On en vient ainsi à créer une abstraction. La dimension universelle n’a pas de contenu clair ni de forme définie. Prenons le projet de Louvre à Abou Dabi[3. La liste des premières acquisitions est disponible ici]. Je ne questionne pas l’intérêt économique du projet ni son bénéfice en terme de rayonnement culturel pour la France, mais sait-on que le nom exact du projet est Musée universel du Louvre Abou Dabi ? Ce qui est mis alors en avant comme argument principal, c’est le fameux dialogue des cultures. Or, il s’agit bien d’une rencontre entre l’art occidental et l’art oriental, notamment islamique. Démarche qui s’inscrit dans un contexte culturel bien spécifique.

Revenons au texte de l’accord signé entre la France et les Emirats :

Les deux Etats décident de la création à l’horizon 2012 d’un musée universel faisant appel aux techniques les plus innovantes en matière de muséographie, présentant des objets majeurs dans les domaines de l’archéologie, des Beaux-Arts et des arts décoratifs, ouvert à toutes les périodes y compris à l’art contemporain, bien que mettant l’accent sur la période classique, à toutes les aires géographiques et tous les domaines de l’histoire de l’art, répondant à tout moment aux critères de qualité et à l’ambition scientifique et muséographique du Musée du Louvre et destiné à œuvrer au dialogue entre l’Orient et l’Occident, chaque Partie respectant les valeurs culturelles de l’autre.

Il est clairement stipulé qu’il s’agit d’un musée universel. Et pour souligner cette dimension, le champ artistique dépasse largement celui du Louvre de Paris dans la mesure où sont compris les arts décoratifs et l’art contemporain. Notons l’ambition de totalité : le musée sera ouvert à toutes les périodes, à toutes les aires géographiques, à tous les domaines de l’histoire de l’art. Serait-ce l’impossible ambition de la totalité qui définirait le musée universel ?

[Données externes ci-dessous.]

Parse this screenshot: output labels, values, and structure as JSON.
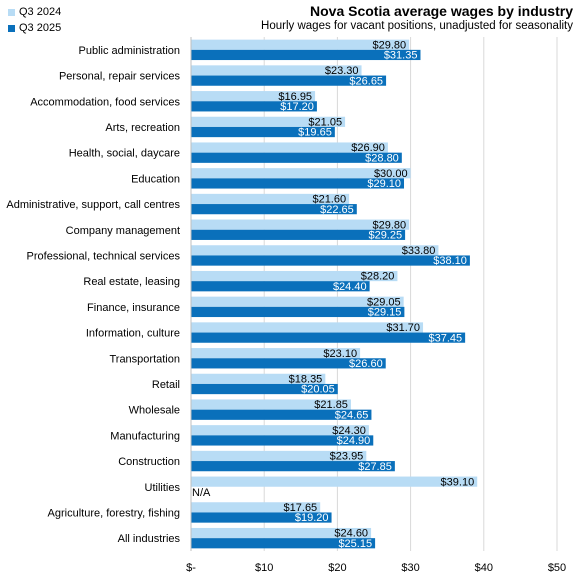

Mais il faut également remarquer que le musée est destiné à œuvrer au dialogue entre l’Orient et l’Occident, chaque partie respectant les valeurs culturelles de l’autre. Le musée universel serait-il alors une sorte d’agora où se rencontreraient l’Orient et l’Occident ? Ou bien s’agit-il paradoxalement d’un musée universel très particulier ? Enfin, si le musée universel a pour vocation de respecter les valeurs culturelles des uns et des autres, il ne saurait inclure des œuvres qui questionnent ou bouleversent ces valeurs. Le musée universel serait-il alors le lieu commun d’un art consensuel ?

Ainsi, en mai 2009, une exposition a eu lieu à Abou Dabi en partenariat avec le Louvre, première concrétisation du projet de musée universel. Evénement : une statue du Christ a été exposée. Selon le Monde du 30 mai : “C’est un Christ montrant ses plaies. Et donc ressuscité. Cette statue en bois polychrome du XVIe siècle est exposée à l’émirat d’Abu Dhabi, en terre d’islam. Aux côtés d’une amphore grecque, d’un bouddha chinois et d’un Coran mamelouk, ce Christ fait partie de l’exposition, inaugurée mardi 26 mai par le président de la République, Nicolas Sarkozy, et par le prince héritier de l’émirat, Mohammed bin Zayed Al Nahyan. “C’est un choix très courageux et très politique, qui envoie un vrai message de tolérance”, affirme la ministre de la culture, Christine Albanel.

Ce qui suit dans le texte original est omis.